Dead Wake follows the Lusitania’s final journey, which took place during the first week of May 1915. One year prior, World War I breaks out in Europe, and Germany aggressively seeks to expand its power by invading and conquering France. The conflict quickly splits into two sides. France, Britain, and Russia form the Allies; and Germany and Austria-Hungary form the Central Powers. Germany and Britain quickly become embroiled in a deadly naval warfare. Germany’s U-boats (or submarines) prove to be particularly adept at destroying British warships. In the months before the Lusitania’s final departure, German submarines have begun to target neutral merchant ships more often, placing the lives of innocent civilians at risk.

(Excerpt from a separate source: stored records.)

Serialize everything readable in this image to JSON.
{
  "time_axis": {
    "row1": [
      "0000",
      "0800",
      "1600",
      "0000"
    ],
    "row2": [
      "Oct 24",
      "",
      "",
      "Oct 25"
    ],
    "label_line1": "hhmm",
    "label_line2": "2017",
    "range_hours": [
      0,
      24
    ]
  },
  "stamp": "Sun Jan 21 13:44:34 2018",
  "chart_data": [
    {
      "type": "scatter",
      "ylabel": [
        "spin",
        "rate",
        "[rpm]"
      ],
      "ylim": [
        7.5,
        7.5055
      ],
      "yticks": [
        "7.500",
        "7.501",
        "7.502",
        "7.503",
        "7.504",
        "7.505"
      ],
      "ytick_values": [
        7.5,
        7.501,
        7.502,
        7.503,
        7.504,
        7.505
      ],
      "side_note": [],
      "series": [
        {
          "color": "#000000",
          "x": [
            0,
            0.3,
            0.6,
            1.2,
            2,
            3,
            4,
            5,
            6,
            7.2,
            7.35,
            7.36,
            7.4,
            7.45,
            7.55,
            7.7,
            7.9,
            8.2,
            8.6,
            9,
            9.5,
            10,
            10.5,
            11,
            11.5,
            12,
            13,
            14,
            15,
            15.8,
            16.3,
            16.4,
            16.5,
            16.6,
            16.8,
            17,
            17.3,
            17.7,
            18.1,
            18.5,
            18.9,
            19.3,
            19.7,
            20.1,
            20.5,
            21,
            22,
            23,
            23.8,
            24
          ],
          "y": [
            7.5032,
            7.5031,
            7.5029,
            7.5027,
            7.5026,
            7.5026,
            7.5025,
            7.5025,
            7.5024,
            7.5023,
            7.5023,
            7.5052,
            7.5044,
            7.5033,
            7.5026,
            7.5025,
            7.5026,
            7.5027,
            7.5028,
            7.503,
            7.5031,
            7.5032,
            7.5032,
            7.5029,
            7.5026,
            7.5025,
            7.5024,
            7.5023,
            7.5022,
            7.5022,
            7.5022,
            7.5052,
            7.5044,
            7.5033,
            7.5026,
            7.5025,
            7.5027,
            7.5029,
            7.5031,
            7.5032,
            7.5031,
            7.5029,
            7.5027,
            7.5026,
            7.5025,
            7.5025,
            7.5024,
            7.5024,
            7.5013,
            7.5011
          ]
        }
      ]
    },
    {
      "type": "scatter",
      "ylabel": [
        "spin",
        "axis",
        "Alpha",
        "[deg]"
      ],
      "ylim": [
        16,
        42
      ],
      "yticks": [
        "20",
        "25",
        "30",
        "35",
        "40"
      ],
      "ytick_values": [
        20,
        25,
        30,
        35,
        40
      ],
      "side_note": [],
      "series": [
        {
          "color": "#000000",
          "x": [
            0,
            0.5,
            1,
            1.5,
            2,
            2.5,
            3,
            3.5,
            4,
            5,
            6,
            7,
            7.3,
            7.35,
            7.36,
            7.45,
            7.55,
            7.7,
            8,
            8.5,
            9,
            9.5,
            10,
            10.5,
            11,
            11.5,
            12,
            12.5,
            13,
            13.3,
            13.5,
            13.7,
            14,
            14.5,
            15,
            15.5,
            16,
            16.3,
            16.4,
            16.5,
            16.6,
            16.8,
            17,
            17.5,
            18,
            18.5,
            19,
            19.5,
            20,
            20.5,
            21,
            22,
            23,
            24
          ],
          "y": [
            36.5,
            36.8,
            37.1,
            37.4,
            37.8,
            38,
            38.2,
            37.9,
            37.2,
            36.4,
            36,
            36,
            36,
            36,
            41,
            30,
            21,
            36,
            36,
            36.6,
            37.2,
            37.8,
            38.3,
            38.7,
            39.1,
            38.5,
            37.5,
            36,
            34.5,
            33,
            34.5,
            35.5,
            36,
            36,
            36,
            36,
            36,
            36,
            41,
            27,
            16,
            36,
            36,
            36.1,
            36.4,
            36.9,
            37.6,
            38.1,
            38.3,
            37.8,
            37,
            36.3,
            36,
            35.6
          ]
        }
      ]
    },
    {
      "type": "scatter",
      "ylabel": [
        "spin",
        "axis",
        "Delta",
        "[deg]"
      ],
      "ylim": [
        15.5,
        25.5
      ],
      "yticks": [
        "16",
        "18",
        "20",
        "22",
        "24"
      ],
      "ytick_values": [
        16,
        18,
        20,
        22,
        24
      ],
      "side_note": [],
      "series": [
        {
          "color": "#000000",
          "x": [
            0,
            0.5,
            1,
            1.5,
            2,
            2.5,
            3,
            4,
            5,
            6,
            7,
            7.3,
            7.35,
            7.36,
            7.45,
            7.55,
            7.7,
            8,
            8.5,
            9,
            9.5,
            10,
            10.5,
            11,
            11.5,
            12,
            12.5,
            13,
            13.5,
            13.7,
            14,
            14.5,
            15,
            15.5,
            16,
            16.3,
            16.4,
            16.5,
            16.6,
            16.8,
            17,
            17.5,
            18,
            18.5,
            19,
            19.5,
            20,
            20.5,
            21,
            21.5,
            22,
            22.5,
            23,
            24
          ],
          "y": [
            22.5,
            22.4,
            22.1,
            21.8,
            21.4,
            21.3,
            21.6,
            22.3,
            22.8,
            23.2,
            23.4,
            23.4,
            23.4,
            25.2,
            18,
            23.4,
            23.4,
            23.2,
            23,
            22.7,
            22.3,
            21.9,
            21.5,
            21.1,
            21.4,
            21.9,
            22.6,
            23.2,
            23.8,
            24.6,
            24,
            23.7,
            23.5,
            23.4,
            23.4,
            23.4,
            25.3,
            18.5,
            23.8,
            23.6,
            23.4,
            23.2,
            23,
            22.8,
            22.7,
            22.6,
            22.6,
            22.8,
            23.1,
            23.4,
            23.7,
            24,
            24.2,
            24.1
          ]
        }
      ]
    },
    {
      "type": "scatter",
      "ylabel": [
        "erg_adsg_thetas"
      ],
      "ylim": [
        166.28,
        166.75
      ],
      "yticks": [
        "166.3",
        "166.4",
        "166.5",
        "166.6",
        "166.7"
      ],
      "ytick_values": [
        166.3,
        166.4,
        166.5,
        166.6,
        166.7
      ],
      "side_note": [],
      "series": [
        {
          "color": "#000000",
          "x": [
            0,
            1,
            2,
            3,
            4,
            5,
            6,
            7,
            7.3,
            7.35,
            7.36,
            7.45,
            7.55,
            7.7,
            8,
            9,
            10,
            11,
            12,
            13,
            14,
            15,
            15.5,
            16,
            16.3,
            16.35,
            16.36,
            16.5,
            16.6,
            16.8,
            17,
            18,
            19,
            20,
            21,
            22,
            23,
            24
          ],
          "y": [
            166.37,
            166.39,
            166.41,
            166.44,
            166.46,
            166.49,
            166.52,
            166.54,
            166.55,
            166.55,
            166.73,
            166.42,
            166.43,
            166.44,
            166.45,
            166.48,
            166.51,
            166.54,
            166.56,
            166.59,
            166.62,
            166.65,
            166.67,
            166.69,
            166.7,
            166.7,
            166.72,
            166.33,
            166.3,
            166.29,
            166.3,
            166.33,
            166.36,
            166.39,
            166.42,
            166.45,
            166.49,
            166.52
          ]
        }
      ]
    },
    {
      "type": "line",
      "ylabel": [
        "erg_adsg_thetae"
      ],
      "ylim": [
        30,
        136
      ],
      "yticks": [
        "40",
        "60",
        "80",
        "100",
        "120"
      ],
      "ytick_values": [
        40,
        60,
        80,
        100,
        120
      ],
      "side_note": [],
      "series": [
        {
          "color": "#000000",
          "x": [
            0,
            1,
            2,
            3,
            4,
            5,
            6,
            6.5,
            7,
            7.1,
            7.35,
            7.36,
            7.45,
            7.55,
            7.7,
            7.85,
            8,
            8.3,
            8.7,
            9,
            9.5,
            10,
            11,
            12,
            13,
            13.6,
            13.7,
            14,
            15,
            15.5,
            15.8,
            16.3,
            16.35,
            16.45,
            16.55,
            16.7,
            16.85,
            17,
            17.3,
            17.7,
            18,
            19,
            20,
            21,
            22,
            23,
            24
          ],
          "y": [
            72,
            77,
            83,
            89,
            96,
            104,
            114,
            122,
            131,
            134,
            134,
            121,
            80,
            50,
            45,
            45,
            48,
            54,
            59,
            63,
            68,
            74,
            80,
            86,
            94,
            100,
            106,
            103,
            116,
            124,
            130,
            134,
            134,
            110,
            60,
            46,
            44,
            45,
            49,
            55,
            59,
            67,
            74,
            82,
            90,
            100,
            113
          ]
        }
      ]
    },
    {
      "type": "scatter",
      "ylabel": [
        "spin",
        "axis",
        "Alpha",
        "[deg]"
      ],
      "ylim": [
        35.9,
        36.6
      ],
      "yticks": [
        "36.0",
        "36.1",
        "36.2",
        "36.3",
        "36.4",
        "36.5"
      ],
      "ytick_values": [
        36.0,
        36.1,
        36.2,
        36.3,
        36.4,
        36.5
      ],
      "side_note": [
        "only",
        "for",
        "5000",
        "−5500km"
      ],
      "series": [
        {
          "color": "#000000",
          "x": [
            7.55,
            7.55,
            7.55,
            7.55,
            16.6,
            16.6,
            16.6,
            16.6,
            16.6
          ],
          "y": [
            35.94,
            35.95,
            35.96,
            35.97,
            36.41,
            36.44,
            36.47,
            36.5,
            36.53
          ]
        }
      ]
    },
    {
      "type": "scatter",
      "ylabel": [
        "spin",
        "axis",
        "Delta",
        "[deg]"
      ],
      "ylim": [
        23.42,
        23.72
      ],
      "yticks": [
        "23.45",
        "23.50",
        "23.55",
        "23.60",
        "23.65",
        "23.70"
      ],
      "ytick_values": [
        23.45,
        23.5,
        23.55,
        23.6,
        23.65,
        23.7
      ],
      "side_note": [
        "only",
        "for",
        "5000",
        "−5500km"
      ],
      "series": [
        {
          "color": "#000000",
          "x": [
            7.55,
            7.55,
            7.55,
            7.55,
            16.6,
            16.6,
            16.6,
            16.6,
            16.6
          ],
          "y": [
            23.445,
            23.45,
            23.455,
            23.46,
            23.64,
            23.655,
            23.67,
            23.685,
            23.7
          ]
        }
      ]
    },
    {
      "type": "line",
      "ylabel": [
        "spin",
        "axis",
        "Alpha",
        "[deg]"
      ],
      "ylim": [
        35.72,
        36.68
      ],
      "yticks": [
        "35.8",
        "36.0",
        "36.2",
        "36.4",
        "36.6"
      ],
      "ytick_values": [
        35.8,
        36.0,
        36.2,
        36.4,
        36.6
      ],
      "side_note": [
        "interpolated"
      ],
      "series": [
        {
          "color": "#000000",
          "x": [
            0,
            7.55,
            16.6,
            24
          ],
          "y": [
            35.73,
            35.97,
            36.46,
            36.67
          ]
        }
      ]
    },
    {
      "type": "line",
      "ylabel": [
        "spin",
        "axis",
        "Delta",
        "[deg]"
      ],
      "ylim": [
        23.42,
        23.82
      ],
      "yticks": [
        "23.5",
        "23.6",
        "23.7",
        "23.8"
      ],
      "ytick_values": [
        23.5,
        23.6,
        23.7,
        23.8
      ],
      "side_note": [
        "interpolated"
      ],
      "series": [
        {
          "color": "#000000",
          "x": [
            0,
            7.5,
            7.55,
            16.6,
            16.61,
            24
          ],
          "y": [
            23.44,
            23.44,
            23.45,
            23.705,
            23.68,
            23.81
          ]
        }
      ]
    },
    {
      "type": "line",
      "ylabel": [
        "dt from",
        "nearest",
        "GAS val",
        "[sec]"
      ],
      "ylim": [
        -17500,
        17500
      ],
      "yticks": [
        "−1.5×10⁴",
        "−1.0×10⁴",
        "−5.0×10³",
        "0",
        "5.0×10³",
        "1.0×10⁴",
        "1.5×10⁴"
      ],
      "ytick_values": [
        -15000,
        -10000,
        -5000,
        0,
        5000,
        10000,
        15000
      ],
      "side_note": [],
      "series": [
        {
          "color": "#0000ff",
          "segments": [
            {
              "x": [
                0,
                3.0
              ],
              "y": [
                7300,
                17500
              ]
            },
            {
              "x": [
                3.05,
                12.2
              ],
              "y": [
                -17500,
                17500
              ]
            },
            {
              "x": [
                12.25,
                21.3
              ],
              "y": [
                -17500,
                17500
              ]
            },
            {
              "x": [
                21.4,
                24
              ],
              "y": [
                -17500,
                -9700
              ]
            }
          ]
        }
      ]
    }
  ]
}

Though these attacks have started harming American citizens, President Woodrow Wilson remains unwilling to enter the war and fight Germany because he hopes to remain neutral and avoid conflict.

The Lusitania’s captain for its final voyage is William Turner, an experienced officer who previously set the Lusitania’s record for fastest round-trip journey between New York and London. On May 1, 1915, the day of the Lusitania’s departure, the Germans publish an advertisement in American newspapers announcing that any British ships—even merchant ships—are vulnerable to German attack. Many readers interpret the advertisement as a warning that specifically targets the American passengers boarding the Lusitania. However, the Lusitania’s passengers are unconcerned by the warning because they believe that the ship is impervious to submarine attacks.

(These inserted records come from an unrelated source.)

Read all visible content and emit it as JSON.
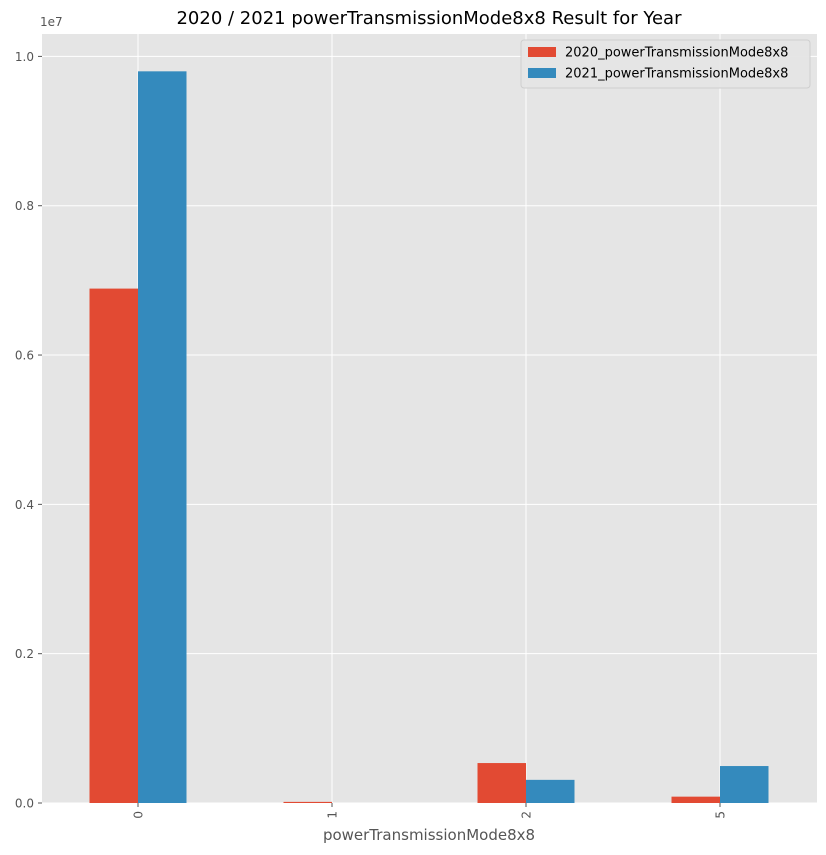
{
  "chart_data": {
    "type": "bar",
    "title": "2020 / 2021 powerTransmissionMode8x8 Result for Year",
    "xlabel": "powerTransmissionMode8x8",
    "ylabel": "",
    "y_offset_label": "1e7",
    "categories": [
      "0",
      "1",
      "2",
      "5"
    ],
    "ylim": [
      0,
      10300000
    ],
    "yticks": [
      0,
      2000000,
      4000000,
      6000000,
      8000000,
      10000000
    ],
    "ytick_labels": [
      "0.0",
      "0.2",
      "0.4",
      "0.6",
      "0.8",
      "1.0"
    ],
    "grid": true,
    "legend_position": "top-right",
    "series": [
      {
        "name": "2020_powerTransmissionMode8x8",
        "color": "#E24A33",
        "values": [
          6890000,
          15000,
          535000,
          85000
        ]
      },
      {
        "name": "2021_powerTransmissionMode8x8",
        "color": "#348ABD",
        "values": [
          9800000,
          0,
          310000,
          495000
        ]
      }
    ]
  },
  "colors": {
    "plot_background": "#E5E5E5",
    "grid": "#FFFFFF",
    "tick_text": "#555555",
    "label_text": "#555555"
  }
}
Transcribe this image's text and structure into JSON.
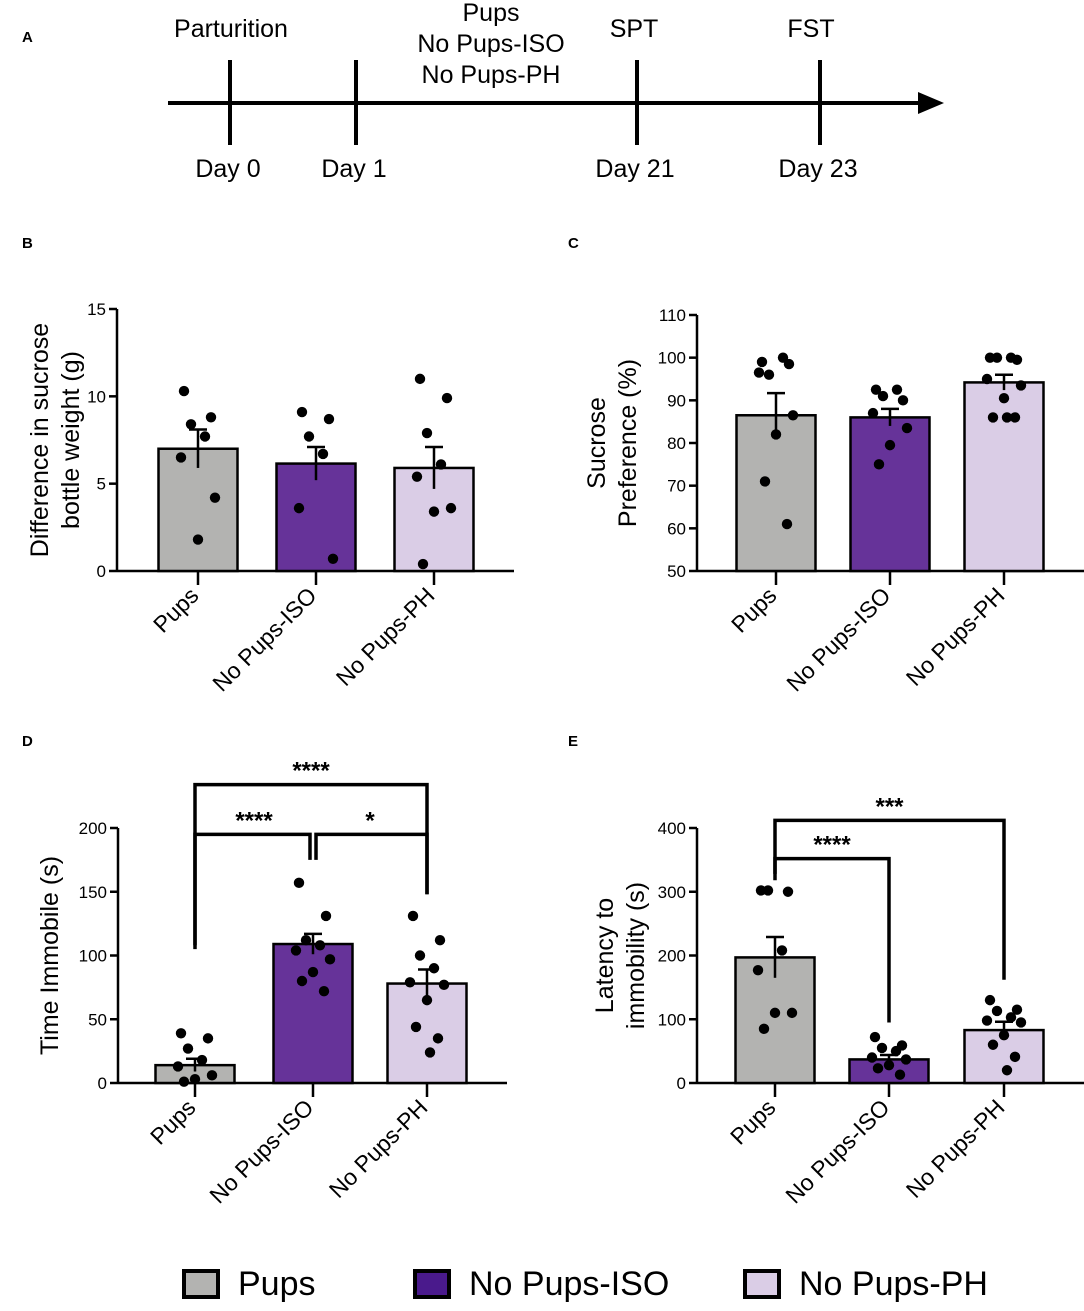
{
  "colors": {
    "pups": "#b3b3b1",
    "iso": "#663399",
    "ph": "#dacde6",
    "ink": "#000000"
  },
  "timeline": {
    "panel_label": "A",
    "events": [
      {
        "top": [
          "Parturition"
        ],
        "bottom": "Day 0"
      },
      {
        "top": [],
        "bottom": "Day 1"
      },
      {
        "top": [
          "SPT"
        ],
        "bottom": "Day 21"
      },
      {
        "top": [
          "FST"
        ],
        "bottom": "Day 23"
      }
    ],
    "group_labels": [
      "Pups",
      "No Pups-ISO",
      "No Pups-PH"
    ]
  },
  "chart_data": [
    {
      "id": "B",
      "type": "bar",
      "panel_label": "B",
      "ylabel": [
        "Difference in sucrose",
        "bottle weight (g)"
      ],
      "ylim": [
        0,
        15
      ],
      "yticks": [
        0,
        5,
        10,
        15
      ],
      "categories": [
        "Pups",
        "No Pups-ISO",
        "No Pups-PH"
      ],
      "values": [
        7.0,
        6.15,
        5.9
      ],
      "sem": [
        1.1,
        0.95,
        1.2
      ],
      "points": [
        [
          10.3,
          8.8,
          8.4,
          7.7,
          6.5,
          4.2,
          1.8
        ],
        [
          9.1,
          8.7,
          7.7,
          6.7,
          3.6,
          0.7
        ],
        [
          11.0,
          9.9,
          7.9,
          6.1,
          5.4,
          3.6,
          3.4,
          0.4
        ]
      ],
      "brackets": []
    },
    {
      "id": "C",
      "type": "bar",
      "panel_label": "C",
      "ylabel": [
        "Sucrose",
        "Preference (%)"
      ],
      "ylim": [
        50,
        110
      ],
      "yticks": [
        50,
        60,
        70,
        80,
        90,
        100,
        110
      ],
      "categories": [
        "Pups",
        "No Pups-ISO",
        "No Pups-PH"
      ],
      "values": [
        86.5,
        86.0,
        94.2
      ],
      "sem": [
        5.2,
        2.0,
        1.8
      ],
      "points": [
        [
          99,
          98.5,
          96,
          100,
          96.5,
          86.5,
          82,
          71,
          61
        ],
        [
          92.5,
          90,
          91,
          92.5,
          87,
          83.5,
          79.5,
          75
        ],
        [
          100,
          99.5,
          100,
          100,
          95,
          93.5,
          90.5,
          86,
          86,
          86
        ]
      ],
      "brackets": []
    },
    {
      "id": "D",
      "type": "bar",
      "panel_label": "D",
      "ylabel": [
        "Time Immobile (s)"
      ],
      "ylim": [
        0,
        200
      ],
      "yticks": [
        0,
        50,
        100,
        150,
        200
      ],
      "categories": [
        "Pups",
        "No Pups-ISO",
        "No Pups-PH"
      ],
      "values": [
        14,
        109,
        78
      ],
      "sem": [
        5,
        8,
        11
      ],
      "points": [
        [
          39,
          35,
          27,
          18,
          13,
          6,
          3,
          1
        ],
        [
          157,
          131,
          112,
          108,
          104,
          97,
          87,
          80,
          72
        ],
        [
          131,
          112,
          100,
          90,
          79,
          77,
          65,
          44,
          35,
          24
        ]
      ],
      "brackets": [
        {
          "from": 1,
          "to": 0,
          "text": "****",
          "y": 195,
          "split": true
        },
        {
          "from": 0,
          "to": 2,
          "text": "****",
          "y": 234,
          "split": false
        },
        {
          "from": 1,
          "to": 2,
          "text": "*",
          "y": 195,
          "split": true
        }
      ]
    },
    {
      "id": "E",
      "type": "bar",
      "panel_label": "E",
      "ylabel": [
        "Latency to",
        "immobility (s)"
      ],
      "ylim": [
        0,
        400
      ],
      "yticks": [
        0,
        100,
        200,
        300,
        400
      ],
      "categories": [
        "Pups",
        "No Pups-ISO",
        "No Pups-PH"
      ],
      "values": [
        197,
        37,
        83
      ],
      "sem": [
        32,
        7,
        13
      ],
      "points": [
        [
          302,
          300,
          302,
          208,
          177,
          110,
          110,
          85
        ],
        [
          72,
          59,
          55,
          50,
          40,
          37,
          28,
          23,
          13
        ],
        [
          130,
          115,
          113,
          103,
          98,
          95,
          75,
          60,
          41,
          20
        ]
      ],
      "brackets": [
        {
          "from": 0,
          "to": 1,
          "text": "****",
          "y": 352,
          "split": false
        },
        {
          "from": 0,
          "to": 2,
          "text": "***",
          "y": 412,
          "split": false
        }
      ]
    }
  ],
  "legend": [
    {
      "label": "Pups",
      "color": "#b3b3b1"
    },
    {
      "label": "No Pups-ISO",
      "color": "#4a1a8c"
    },
    {
      "label": "No Pups-PH",
      "color": "#dacde6"
    }
  ]
}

At the same time that the Lusitania sets sail for Liverpool, a German submarine, the U-20, is ordered to patrol the waters between Britain and Ireland. The U-20 is commanded by Walther Schwieger, a talented submarine captain known for his ruthlessness in pursuing targets. The British Admiralty tracks the U-20’s journey through its secret Room 40—the name for an operation that intercepts and decodes German naval communications. The Admiralty tracks the U-20 as it sails around the coast of Ireland, firing and destroying several British ships as it travels towards Liverpool. Though the Lusitania will soon sail through the same waters, the Admiralty does not send a battleship to protect and escort the Lusitania to safety.

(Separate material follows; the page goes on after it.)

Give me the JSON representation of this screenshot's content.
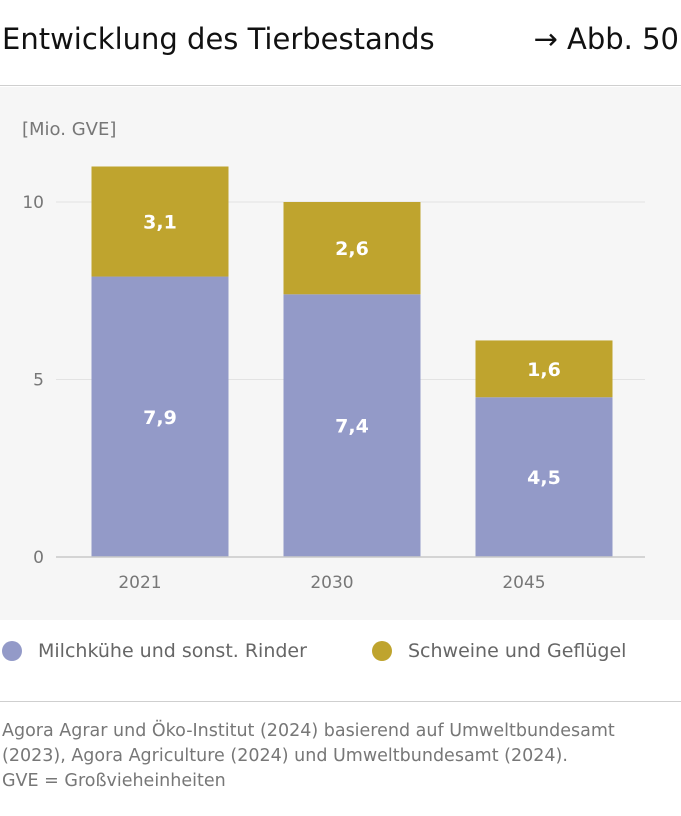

As the Lusitania enters the final leg of its journey on the morning of Saturday, May 7, Captain Turner receives vague warnings from the British Admiralty about submarine activity in the waters around the Irish coast. Turner is unsure about how to proceed towards Liverpool, and he orders his crew to perform a maneuver called four-point bearing to determine the Lusitania’s exact geographic location. Unbeknownst to Turner, the U-20 is trailing the Lusitania, and the maneuver places the Lusitania directly in the U-20’s firing line. Schwieger seizes the opportunity and launches a torpedo at the Lusitania, successfully causing a massive explosion that sinks the passenger liner.

The Lusitania’s passengers and crew are ill-equipped for the torpedo attack, and their attempts to escape result in chaos. The Lusitania severely tilts to its side after the attack, making it difficult to access the ship’s lifeboats. Many of the Lusitania’s passengers die accidentally as they attempt to board the lifeboats. Others drown or develop hypothermia as they float in the icy waters of the ocean. Though rescue ships arrive three hours after the explosion, many of the Lusitania’s passengers die before the ships arrive. The final death toll is 1,198 passengers and crew.

In the weeks that follow the attack, the British Admiralty attempts to blame Captain Turner for the Lusitania disaster, arguing that Turner improperly followed the Admiralty’s orders for avoiding attacks. However, the subsequent inquiry into the incident ultimately reveals that Turner acted to the best of his abilities and declares that Germany is completely responsible for the deaths of the Lusitania’s victims. After the Lusitania disaster, President Woodrow Wilson is incensed by Germany’s attacks on neutral merchant ships, which have caused the deaths of innocent American lives. However, he is still unwilling to enter the war. Instead, Wilson issues a statement that denounces Germany’s submarine warfare practice. The statement eventually causes America to enter the war and join the Allies in April 1917.